35      Par conséquent, il y a lieu de rechercher si la question posée à la Cour est nécessaire pour permettre à la juridiction de renvoi de «rendre son jugement» au sens de l’article 267, paragraphe 2, TFUE.

36      À cet égard, il convient, premièrement, de remarquer que la question posée vise à savoir si la juridiction requérante est tenue de supporter certains coûts liés à l’audition d’un témoin par la juridiction requise.

37      Deuxièmement, il importe de relever que le gouvernement polonais, lors de l’audience, a précisé que le témoin a été entendu, conformément à la demande de la juridiction requérante, mais seulement après que cette juridiction, le 28 avril 2009, a versé le montant de 40 euros demandé par la juridiction requise. Le versement de cette somme a par ailleurs été confirmé par l’Irlande dans ses observations écrites.

38      Or, s’il est vrai que, nonobstant ce versement et l’audition du témoin, la question posée reste pertinente quant à la base juridique de ladite avance et, notamment, quant à une restitution éventuelle dudit versement pour le cas où celui-ci s’avère indu, il n’en demeure pas moins que la réponse à cette question n’a pas d’incidence directe sur l’issue du litige entre M. Weryński et Mediatel 4B spółka z o.o., lequel concerne l’octroi d’indemnités au titre d’une clause de non-concurrence.

39      Toutefois, ainsi que l’a remarqué Mme l’avocat général au point 36 de ses conclusions, il convient de relever que la plupart des questions d’interprétation du règlement n° 1206/2001 qui concernent l’administration de la preuve ne concerneront l’affaire au principal que de manière indirecte. Dans nombre de cas, une interprétation par la voie de la procédure préjudicielle serait impossible si la pertinence de la question préjudicielle pour la solution du litige était soumise à des exigences trop contraignantes.

40      À cet égard, il y a lieu de prendre en considération la nécessité de clarifier une question qui a freiné la coopération entre des juridictions et qui restera un obstacle tant qu’elle n’est pas résolue. Dans l’affaire au principal, ni les juridictions des États membres concernés ni les organismes centraux polonais et irlandais n’ont été en mesure de trouver une solution. Dans une telle situation, seule une décision de la Cour permettra au règlement n° 1206/2001 de remplir efficacement sa fonction qui est celle de contribuer à simplifier et à accélérer des procédures judiciaires en matière civile ou commerciale.

41      Il s’ensuit que seule une interprétation large de la notion de «rendre son jugement» au sens de l’article 267, paragraphe 2, TFUE permettrait d’éviter que nombre de questions procédurales, notamment celles qui se posent dans le cadre de l’application du règlement n° 1206/2001, soient considérées comme irrecevables et ne puissent faire l’objet d’une interprétation par la Cour.

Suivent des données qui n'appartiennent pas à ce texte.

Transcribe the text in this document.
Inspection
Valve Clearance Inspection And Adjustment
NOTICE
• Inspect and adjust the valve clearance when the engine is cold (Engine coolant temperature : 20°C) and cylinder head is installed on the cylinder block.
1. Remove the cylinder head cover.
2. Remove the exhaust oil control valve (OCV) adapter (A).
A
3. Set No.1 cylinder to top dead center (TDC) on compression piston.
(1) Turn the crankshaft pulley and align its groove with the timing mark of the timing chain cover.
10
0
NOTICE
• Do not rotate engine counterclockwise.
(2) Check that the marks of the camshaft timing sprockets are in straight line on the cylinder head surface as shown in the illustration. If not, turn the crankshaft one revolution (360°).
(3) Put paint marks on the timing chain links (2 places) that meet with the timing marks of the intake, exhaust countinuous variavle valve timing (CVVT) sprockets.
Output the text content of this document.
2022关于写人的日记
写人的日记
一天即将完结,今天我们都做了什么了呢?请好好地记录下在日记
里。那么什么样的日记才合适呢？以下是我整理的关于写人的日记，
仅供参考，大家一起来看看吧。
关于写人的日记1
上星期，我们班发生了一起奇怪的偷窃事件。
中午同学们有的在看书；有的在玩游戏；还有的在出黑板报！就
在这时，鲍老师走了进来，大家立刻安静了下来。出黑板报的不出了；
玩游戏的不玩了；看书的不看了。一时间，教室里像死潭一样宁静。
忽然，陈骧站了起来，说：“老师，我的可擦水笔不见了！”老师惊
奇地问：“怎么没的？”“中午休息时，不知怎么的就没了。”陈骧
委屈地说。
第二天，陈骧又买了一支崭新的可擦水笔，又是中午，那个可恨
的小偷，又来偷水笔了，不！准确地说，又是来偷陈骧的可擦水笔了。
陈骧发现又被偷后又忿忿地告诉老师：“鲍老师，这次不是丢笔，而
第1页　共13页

42      Cette notion doit donc être comprise en ce sens qu’elle englobe l’ensemble de la procédure menant au jugement de la juridiction de renvoi, afin que la Cour soit en mesure de connaître de l’interprétation de toutes dispositions procédurales du droit de l’Union que la juridiction de renvoi est tenue d’appliquer pour rendre son jugement. En d’autres termes, ladite notion comprend l’entier processus de création du jugement, y inclus toutes les questions relatives à la charge des frais de procédure.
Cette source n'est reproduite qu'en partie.